Until I surpass my ninth week, a lot of the way I think about this pregnancy and therefore what I will end up writing here will have to do with comparing and contrasting this pregnancy with my first. In some ways, they’re very similar, like my sore breasts and blessed lack of morning sickness. In some ways, they’re very different, like my need to eat a whole meal every two hours this time as opposed to my need to drink a lake in one day last time. One striking difference happened last Thursday: my first prenatal checkup.

I never got to see my embryo in a sonogram because my first doctor’s appointment had been scheduled for two days after my miscarriage. Why? Because the earliest they could fit me in was when I was at MLA in Austin for two job interviews, which meant we had to push it back a week. Yes, that’s where my miscarriage happened, in Texas. Luckily, it occurred two days after the end of the conference and in the company of my great aunt and uncle, so I was in a good place as far as miscarriages go.

The miscarriage happened in the middle of that night before I hopped on a plane back for New York. I’ll write more about my experience with my miscarriage in a another post, but the point here is that I waited to go to the doctor until I returned to New York because I wasn’t experiencing any major bleeding or excessive cramping. I felt confident that I could make it, and I did… But that meant that the first sonogram that I ever saw was the black-and-white horror confirmation of the thing I already new to be true: my womb was empty, and there was no sound to be heard. From there, they immediately did an in-office D&C, which–and I’ll go into more in a later post–was traumatic. I still wish John had been there with me, and, yes, I’m crying as I type this.

Last Thursday, though, was a radically different experience. I decided to go back to the same ob/gyn practice as before, even though the doctor I saw could have improved his bedside manner, because the nurse staff made that terrible, awful, traumatic experience better than it might otherwise have been. They hugged me, called me “honey,” spoke to me in Spanish (and therefore made me think of Mama), gave me tissues, and commisserated with me in a way one would only expect a close family member to. It felt like home. So, despite the cold doctor, I decided to return. Luckily, that particular doctor has retired, so I saw his partner instead. He was nicer, funnier, and fast. As is true for most day-to-day goings-on in a big city, he talked quickly, but he also gave me the quickest (and least painful) pap smear ever and moved me from room to room quickly (there were four rooms!).

In the second room, the sonogram room, he continued to quickly explain what he was doing and why, and after inserting the transvaginal ultrasound into my vaginal canal painlessly, he turned the monitor towards me. Unlike my first time with a sonogram, this one showed that my uterus contained a little black sack (yolk sack) with a smaller sack (developing amniotic sack) within it, which held the little Rage Monkey. He pushed something that made the ciruclating blood highlight blue, and he nonchalantly pointed out the largest area of my Rage Monkey, which was a pulsing light blue, and casually said, “That’s the heart, which we can see is beating strongly.”

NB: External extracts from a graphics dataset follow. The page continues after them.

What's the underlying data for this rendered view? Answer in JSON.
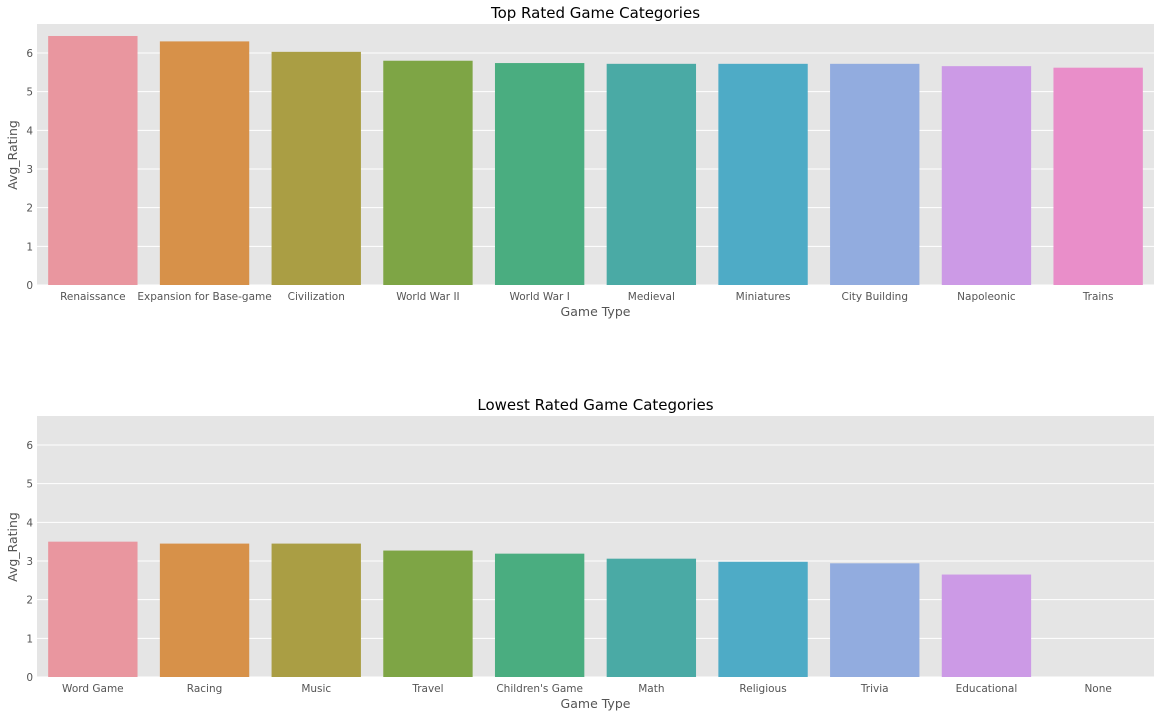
{
  "chart_data": [
    {
      "type": "bar",
      "title": "Top Rated Game Categories",
      "xlabel": "Game Type",
      "ylabel": "Avg_Rating",
      "categories": [
        "Renaissance",
        "Expansion for Base-game",
        "Civilization",
        "World War II",
        "World War I",
        "Medieval",
        "Miniatures",
        "City Building",
        "Napoleonic",
        "Trains"
      ],
      "values": [
        6.44,
        6.3,
        6.03,
        5.8,
        5.74,
        5.72,
        5.72,
        5.72,
        5.66,
        5.62
      ],
      "ylim": [
        0,
        6.75
      ],
      "yticks": [
        "0",
        "1",
        "2",
        "3",
        "4",
        "5",
        "6"
      ],
      "grid": true,
      "colors": [
        "#e9969f",
        "#d79149",
        "#aa9e44",
        "#7ea545",
        "#4aad80",
        "#4aaaa5",
        "#4eabc6",
        "#92acdf",
        "#cc9ae6",
        "#e98ec9"
      ]
    },
    {
      "type": "bar",
      "title": "Lowest Rated Game Categories",
      "xlabel": "Game Type",
      "ylabel": "Avg_Rating",
      "categories": [
        "Word Game",
        "Racing",
        "Music",
        "Travel",
        "Children's Game",
        "Math",
        "Religious",
        "Trivia",
        "Educational",
        "None"
      ],
      "values": [
        3.5,
        3.45,
        3.45,
        3.27,
        3.19,
        3.06,
        2.98,
        2.94,
        2.65,
        null
      ],
      "ylim": [
        0,
        6.75
      ],
      "yticks": [
        "0",
        "1",
        "2",
        "3",
        "4",
        "5",
        "6"
      ],
      "grid": true,
      "colors": [
        "#e9969f",
        "#d79149",
        "#aa9e44",
        "#7ea545",
        "#4aad80",
        "#4aaaa5",
        "#4eabc6",
        "#92acdf",
        "#cc9ae6",
        "#e98ec9"
      ]
    }
  ]
}
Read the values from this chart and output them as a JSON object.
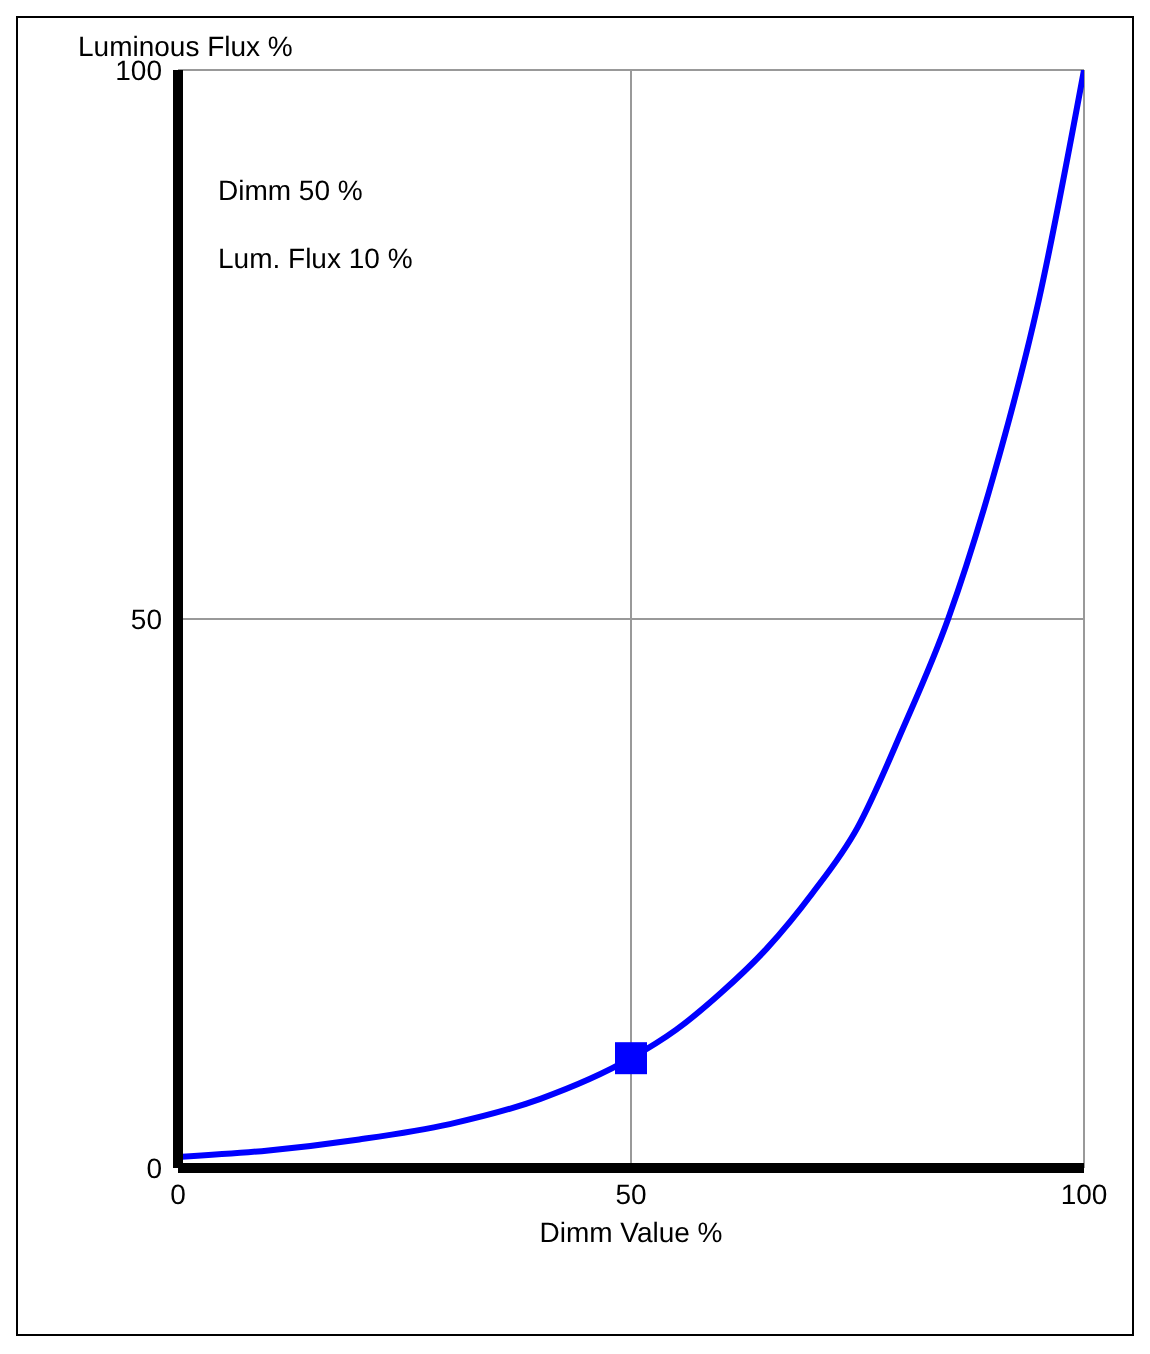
{
  "chart_data": {
    "type": "line",
    "xlabel": "Dimm Value %",
    "ylabel": "Luminous Flux %",
    "annotations": [
      "Dimm 50 %",
      "Lum. Flux 10 %"
    ],
    "xlim": [
      0,
      100
    ],
    "ylim": [
      0,
      100
    ],
    "xticks": [
      0,
      50,
      100
    ],
    "yticks": [
      0,
      50,
      100
    ],
    "grid": true,
    "legend": false,
    "series": [
      {
        "color": "#0000ff",
        "marker": "none",
        "x": [
          0,
          10,
          20,
          30,
          40,
          50,
          55,
          60,
          65,
          70,
          75,
          80,
          85,
          90,
          95,
          100
        ],
        "values": [
          1,
          1.6,
          2.6,
          4,
          6.3,
          10,
          12.6,
          16,
          20,
          25,
          31,
          40,
          50,
          63,
          79,
          100
        ]
      },
      {
        "type": "scatter",
        "color": "#0000ff",
        "marker": "square",
        "x": [
          50
        ],
        "values": [
          10
        ]
      }
    ]
  }
}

He couldn’t see my face, but I was already getting choked up. I mean, there they were, my little Rage Monkey! *Yes, I’m crying again. Shhh.*

Again, nonchalantly, he did something on his confusing computer contraption, and suddenly there was sound, which I was not expecting so soon. A rapid thump-thump-thump-thump that was going so fast we couldn’t even catch every beat. And I couldn’t hold it in any longer. The tears just started streaming down my cheeks in rivelets of relief and indescribable joy. *And it’s happening again and it’ll keep happening for a long time every time I think of this moment. Possibly forever.*

Still oblivious because his head was turned towards the miracle on the screen, which I”m sure seems very mundane to him, my doctor said, “That’s a good, strong heart beat. That reduces your chance of another miscarriage. Granted, I can’t promise that, but this is a great sign.”

I must have made a sound then because he finally turned to me, saw my watery mess, and finally slowed down. He moved across the room, grabbed a box of tissues, handed it to me, seemed surprised when I just took one and not the whole box, and reiterated slowly, “Yes,  I know this must be a relief. We have a strong heart beat, and everything looks good.” I laughed an awkward laugh as he printed out the sonogram and handed it to me. Deep breathstrong heart, deep breath, strong heart.

Deep Breath. Strong Heart.

Of course, I shared that news with John and my family immediately. After all, they’re the strength in my heart.